Valero's decision to buy the 220,000 barrel-per-day Pembroke plant on the Welsh coast is also seen as a natural fit with its U.S. retail business since nearly half of its daily output is gasoline.

"Valero is a mogas <motor gasoline> monster and Valero are decent retailers of mogas in the United States. It gives them flexibility," said an oil products trader with a European bank.

But other talks have stalled or broken down. Total has missed several of its own deadlines to announce a buyer for its UK refinery which has been on the market for 18 months. Talks between Essar and Shell over the purchase of its Harburg refinery broke down last year, prompting it to instead convert it to a storage site.

MISERY CONTINUES

The tough environment since mid-2008 has already led to closures amounting to around 900,000 bpd of capacity, according to consultancy FACTS Global Energy (FGE). They estimate another 1.4 million bpd -- or about seven medium-sized refineries -- needs to be shut by 2015 to make the sector competitive again.

Shell has been one of the most active European refiners in divesting assets and the Stanlow deal means it has now exceeded its goal to divest or close 15 percent or 600,000 bpd of its global refining assets, the bulk of which is in Europe.

"Even this will not totally solve it because of all the new capacity coming on east of Suez and in South America. There will be closures through to 2020," said Gemma Gouldby, research associate at FGE, as emerging countries increasingly opt to process oil where the demand growth is.
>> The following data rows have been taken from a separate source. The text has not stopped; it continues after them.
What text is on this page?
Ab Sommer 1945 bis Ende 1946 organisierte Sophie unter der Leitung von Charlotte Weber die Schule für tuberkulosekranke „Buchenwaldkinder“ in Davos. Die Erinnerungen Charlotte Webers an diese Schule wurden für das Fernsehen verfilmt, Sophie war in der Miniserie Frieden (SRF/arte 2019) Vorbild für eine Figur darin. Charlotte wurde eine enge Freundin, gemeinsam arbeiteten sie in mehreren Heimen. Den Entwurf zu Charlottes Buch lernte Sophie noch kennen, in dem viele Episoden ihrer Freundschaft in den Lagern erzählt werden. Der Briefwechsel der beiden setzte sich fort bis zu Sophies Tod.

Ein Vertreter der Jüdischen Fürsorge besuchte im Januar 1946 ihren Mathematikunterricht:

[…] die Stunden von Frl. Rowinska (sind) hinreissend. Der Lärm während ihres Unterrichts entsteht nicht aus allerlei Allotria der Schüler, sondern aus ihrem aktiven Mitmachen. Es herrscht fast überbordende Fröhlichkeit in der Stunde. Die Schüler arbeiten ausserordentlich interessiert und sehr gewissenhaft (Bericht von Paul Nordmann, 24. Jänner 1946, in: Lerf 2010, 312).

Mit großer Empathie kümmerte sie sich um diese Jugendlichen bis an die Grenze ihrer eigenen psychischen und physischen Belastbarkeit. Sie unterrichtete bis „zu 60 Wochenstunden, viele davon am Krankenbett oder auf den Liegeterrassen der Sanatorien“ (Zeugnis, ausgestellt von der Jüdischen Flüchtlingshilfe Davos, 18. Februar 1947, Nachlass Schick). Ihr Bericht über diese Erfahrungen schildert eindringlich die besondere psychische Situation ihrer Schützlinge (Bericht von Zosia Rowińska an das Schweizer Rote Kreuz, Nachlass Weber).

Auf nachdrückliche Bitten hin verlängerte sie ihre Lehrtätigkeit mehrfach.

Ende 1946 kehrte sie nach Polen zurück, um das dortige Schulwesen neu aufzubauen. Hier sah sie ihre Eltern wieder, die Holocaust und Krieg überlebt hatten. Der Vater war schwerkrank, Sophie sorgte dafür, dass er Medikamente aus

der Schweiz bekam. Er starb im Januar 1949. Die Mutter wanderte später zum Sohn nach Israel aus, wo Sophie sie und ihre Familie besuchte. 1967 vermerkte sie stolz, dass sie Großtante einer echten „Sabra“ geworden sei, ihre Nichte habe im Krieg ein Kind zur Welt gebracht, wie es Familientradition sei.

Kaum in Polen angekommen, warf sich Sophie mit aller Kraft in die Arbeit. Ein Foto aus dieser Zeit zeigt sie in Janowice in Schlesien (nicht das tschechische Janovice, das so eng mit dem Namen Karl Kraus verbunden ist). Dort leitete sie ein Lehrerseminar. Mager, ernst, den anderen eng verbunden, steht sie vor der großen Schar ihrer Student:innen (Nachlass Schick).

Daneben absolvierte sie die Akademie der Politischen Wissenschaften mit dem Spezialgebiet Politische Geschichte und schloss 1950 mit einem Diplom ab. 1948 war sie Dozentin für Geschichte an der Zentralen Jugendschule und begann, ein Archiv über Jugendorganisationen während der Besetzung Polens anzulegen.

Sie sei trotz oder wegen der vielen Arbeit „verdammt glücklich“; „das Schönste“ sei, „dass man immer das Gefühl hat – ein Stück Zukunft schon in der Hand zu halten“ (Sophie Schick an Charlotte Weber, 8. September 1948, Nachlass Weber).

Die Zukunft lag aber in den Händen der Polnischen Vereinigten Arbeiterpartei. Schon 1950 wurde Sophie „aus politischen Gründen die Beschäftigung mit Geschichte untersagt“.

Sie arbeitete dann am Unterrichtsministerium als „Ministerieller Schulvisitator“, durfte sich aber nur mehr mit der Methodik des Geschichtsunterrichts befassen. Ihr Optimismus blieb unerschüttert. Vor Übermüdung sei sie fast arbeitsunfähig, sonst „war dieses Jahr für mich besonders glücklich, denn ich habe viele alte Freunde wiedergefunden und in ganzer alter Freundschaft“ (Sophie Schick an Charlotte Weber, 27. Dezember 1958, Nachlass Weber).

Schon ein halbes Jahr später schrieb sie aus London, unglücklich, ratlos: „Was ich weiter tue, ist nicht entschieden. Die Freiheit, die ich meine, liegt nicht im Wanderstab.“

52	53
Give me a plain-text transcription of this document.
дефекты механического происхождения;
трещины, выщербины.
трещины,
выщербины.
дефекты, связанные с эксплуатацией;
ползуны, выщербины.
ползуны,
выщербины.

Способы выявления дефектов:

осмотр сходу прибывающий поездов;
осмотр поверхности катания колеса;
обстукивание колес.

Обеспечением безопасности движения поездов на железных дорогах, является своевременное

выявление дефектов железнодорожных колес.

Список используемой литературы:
But many are not ready to face the reality that margins, described last week by the chief executive of Europe's largest independent refiner Petroplus as "miserable" could endure and that the only way to boost them is to shut capacity permanently.

Wood Mackenzie's Gelder said that he expects margins to recover briefly in 2012 but the planned inclusion of European refineries in the EU Emissions Trading Scheme in 2013 will again increase costs.

"We don't expect another golden age but we do think that 2012 will look better than 2010-2011."

Governments are also increasingly reluctant to let more refineries close because of the political fall-out. A nationwide strike in France over a plant shutdown last year prompted President Sarkozy to seek a pledge from Total not to sell or shut refineries in the coming years.

Spending cuts in countries like Italy aimed at cutting debt will also make decisions about closures more sensitive.

"No-one wants to close, especially not in the Mediterranean because of the unemployment," said Gouldby. "Elsewhere, they want to try to keep going and hope the others close first."